Varón de 66 años, que 15 años antes de su ingreso había realizado un viaje a Uruguay, vivía en un hábitat rural, con presencia de eucaliptos a escasos metros de su vivienda, y sin antecedentes de contacto con aves exóticas. Había sido diagnosticado de silicosis, y 4 meses antes de su ingreso, de lupus eritematoso sistémico (LES), recibió corticoides de forma intermitente. El paciente consulta por cefalea temporo-frontal intensa. En la exploración física destacaba una marcha con aumento de la base de sustentación e importante inestabilidad. El fondo de ojo puso de manifiesto edema de papila bilateral. Se inició tratamiento con pulsos de esteroides intravenosos, manitol y acetazolamida. La tomografía computarizada cerebral mostró calcificaciones a nivel de los ganglios basales bilaterales. La resonancia magnética (RM) y la angio-RM no mostró alteraciones significativas. El líquido cefalorraquídeo (LCR) presentaba una presión de salida de 17,5 cm/H2O, 63 células/μL (el 98% mononucleares y el 1% polimorfonucleares). En el LCR se aisló Cryptococcus spp. La cepa fue enviada al Servicio de Micología del Centro Nacional de Microbiología, para identificación definitiva y estudio de sensibilidad. La determinación de antígeno de Cryptococcus en sangre fue 1/512 y en el LCR de 1/128. Se inició tratamiento con anfotericina B en dosis de 0,7-1 mg/kg/día y 5-fluorocitosina durante 14 días, y posteriormente fluconazol 400 mg/día.

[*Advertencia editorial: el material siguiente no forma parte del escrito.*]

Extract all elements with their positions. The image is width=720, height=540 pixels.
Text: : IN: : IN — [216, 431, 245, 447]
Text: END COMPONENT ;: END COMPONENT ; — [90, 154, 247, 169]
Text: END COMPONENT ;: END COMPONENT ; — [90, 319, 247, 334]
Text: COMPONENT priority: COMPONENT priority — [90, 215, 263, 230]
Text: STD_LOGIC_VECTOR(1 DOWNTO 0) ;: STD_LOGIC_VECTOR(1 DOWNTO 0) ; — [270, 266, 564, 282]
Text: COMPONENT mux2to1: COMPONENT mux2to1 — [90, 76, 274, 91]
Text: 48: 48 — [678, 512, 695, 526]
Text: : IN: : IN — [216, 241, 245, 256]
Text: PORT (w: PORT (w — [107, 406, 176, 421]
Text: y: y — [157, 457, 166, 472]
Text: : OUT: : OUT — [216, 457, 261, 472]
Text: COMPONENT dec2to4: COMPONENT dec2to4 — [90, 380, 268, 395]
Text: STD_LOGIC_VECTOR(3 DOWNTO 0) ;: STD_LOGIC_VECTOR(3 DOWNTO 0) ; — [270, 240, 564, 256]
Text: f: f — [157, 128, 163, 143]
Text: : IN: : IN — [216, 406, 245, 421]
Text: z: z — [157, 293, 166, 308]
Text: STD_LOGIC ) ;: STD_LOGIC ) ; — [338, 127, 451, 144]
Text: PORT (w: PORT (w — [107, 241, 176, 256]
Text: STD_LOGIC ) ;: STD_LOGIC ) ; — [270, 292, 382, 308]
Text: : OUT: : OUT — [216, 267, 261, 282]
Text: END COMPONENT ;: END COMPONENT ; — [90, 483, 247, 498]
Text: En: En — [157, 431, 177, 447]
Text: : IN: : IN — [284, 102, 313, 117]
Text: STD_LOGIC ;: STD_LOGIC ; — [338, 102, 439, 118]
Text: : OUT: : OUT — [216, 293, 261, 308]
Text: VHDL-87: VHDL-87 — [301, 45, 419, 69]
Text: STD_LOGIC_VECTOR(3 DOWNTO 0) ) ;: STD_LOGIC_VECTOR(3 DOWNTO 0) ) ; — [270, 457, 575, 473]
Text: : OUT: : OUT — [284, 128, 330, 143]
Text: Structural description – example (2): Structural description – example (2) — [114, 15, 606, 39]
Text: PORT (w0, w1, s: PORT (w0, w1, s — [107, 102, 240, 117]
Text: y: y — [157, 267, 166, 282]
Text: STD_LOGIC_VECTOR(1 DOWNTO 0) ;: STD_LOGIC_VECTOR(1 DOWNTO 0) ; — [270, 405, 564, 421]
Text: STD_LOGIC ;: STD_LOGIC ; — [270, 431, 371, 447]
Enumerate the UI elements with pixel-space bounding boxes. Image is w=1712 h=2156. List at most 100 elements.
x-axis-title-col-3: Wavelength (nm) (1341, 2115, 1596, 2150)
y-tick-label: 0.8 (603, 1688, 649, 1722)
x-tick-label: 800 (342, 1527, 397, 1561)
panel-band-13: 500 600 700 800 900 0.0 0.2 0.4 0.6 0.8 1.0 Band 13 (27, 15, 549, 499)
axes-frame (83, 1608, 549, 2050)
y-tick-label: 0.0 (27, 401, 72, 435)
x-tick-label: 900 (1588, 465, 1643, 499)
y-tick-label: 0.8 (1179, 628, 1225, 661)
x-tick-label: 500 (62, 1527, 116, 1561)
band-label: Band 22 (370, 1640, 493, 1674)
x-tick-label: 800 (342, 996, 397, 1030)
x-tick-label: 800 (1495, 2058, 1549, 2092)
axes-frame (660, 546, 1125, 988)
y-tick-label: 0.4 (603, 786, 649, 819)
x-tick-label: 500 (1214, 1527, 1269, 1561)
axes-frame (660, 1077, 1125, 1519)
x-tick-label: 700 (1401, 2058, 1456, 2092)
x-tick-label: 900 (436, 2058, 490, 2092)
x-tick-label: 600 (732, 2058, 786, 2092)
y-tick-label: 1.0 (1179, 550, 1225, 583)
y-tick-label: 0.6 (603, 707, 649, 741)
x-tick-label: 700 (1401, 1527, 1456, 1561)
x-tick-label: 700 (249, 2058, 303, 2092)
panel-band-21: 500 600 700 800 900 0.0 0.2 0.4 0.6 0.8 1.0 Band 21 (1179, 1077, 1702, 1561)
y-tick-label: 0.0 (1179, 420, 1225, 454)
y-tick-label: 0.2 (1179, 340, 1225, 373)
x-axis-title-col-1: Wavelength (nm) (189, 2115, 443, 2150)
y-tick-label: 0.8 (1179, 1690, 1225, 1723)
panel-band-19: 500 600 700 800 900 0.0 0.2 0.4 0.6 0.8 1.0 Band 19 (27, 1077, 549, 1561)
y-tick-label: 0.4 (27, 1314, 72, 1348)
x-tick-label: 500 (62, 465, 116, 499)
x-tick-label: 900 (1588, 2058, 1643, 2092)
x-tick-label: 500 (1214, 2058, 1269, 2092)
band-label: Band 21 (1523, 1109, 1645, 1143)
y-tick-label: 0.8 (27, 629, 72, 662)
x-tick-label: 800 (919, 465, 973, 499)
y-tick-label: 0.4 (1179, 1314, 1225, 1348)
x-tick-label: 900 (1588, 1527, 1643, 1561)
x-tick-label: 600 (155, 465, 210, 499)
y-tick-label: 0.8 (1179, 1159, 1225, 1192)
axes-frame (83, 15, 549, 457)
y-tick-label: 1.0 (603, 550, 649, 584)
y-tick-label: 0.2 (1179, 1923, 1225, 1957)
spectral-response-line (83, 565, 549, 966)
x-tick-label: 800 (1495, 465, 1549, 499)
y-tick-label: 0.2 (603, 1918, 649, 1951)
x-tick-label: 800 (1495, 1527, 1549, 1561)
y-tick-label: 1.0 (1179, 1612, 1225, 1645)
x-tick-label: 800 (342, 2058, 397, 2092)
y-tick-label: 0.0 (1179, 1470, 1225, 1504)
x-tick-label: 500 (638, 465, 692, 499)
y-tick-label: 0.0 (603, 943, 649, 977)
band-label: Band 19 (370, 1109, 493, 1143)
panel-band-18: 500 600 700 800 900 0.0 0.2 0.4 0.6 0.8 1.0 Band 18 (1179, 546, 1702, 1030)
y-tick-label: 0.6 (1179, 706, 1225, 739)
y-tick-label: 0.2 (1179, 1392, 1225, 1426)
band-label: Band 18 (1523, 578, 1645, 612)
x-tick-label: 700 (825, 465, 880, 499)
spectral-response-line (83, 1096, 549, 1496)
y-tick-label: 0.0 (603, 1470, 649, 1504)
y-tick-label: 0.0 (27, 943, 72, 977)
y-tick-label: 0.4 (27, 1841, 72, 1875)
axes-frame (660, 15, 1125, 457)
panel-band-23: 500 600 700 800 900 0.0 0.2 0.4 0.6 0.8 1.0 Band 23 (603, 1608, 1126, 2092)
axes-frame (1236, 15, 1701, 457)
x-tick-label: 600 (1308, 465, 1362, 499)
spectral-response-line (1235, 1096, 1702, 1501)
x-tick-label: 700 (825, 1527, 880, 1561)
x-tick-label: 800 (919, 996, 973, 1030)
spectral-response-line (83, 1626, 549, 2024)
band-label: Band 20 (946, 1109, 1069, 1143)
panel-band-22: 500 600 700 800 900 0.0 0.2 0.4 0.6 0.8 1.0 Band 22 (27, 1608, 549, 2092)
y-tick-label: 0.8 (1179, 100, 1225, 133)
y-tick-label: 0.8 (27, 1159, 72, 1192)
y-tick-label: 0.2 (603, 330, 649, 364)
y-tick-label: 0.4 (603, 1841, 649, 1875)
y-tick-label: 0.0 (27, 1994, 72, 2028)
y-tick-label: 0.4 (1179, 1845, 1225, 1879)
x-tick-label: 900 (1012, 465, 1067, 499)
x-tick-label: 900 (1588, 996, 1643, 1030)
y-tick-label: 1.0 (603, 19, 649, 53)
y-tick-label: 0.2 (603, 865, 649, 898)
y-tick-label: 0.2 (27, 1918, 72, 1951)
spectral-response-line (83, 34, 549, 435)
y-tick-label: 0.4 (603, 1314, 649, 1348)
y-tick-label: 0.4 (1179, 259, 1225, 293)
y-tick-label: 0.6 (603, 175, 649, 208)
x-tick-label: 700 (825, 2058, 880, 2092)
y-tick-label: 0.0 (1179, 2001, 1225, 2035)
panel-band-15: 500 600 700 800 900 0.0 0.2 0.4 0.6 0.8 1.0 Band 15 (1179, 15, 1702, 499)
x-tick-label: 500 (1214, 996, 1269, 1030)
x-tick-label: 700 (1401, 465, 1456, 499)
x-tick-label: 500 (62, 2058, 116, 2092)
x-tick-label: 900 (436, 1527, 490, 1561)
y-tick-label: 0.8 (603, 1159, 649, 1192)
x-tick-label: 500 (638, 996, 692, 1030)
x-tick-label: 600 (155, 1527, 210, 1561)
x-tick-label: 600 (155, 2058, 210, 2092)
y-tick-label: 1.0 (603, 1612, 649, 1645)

En el Centro Nacional de Microbiología, la cepa se identificó mediante exámenes morfológicos y estudios bioquímicos. El microorganismo mostró unas características compatibles con las de C. neoformans. Además, fue capaz de hidrolizar la glicina y de ser resistente a la L-canavanina, por lo que fue identificado como C. gattii. Esta identificación fue confirmada mediante técnicas de secuenciación del ADN fúngico, concretamente las zonas ITS (Internal Transcriber Spacers) del ADN ribosómico. La secuenciación se realizó mediante técnicas de referencia incluyendo cepas control. Asimismo, el estudio de sensibilidad también se realizó mediante métodos estandarizados.

Inicialmente la evolución clínica fue favorable. A los 15 días del cambio a fluconazol, reapareció la cefalea, momento en el que se recibió la identificación de la cepa como C. gattii. El estudio de sensibilidad mostró unas concentraciones mínimas inhibitorias (CMI) de 0,12 mg/l de anfotericina-B, 128 mg/l de fluconazol, 0,50 mg/l de itraconazol, 1 mg/l de voriconazol y 16 mg/l de 5-fluorocitosina, por lo que se cambió el tratamiento a anfotericina B liposomal (5 mg/kg/día). Ante la presencia de presiones de salida de LCR elevadas, la detección continuada de microorganismos compatibles con Cryptococcus en los exámenes del LCR con tinta china y el mantenimiento de los títulos elevados de antígeno criptocócico, se decidió incrementar la dosis del polieno hasta 10 mg/kg/día. Posteriormente, se asoció voriconazol a dosis de 400 mg/día y, finalmente, se administró voriconazol 800 mg/día, por vía oral. La sintomatología clínica desapareció, aunque se decidió colocar un shunt en el ventrículo peritoneal. Finalmente, el enfermo falleció por un episodio de insuficiencia respiratoria, mientras disfrutaba de un permiso domiciliario, sin que pudiera conocerse la causa de su muerte.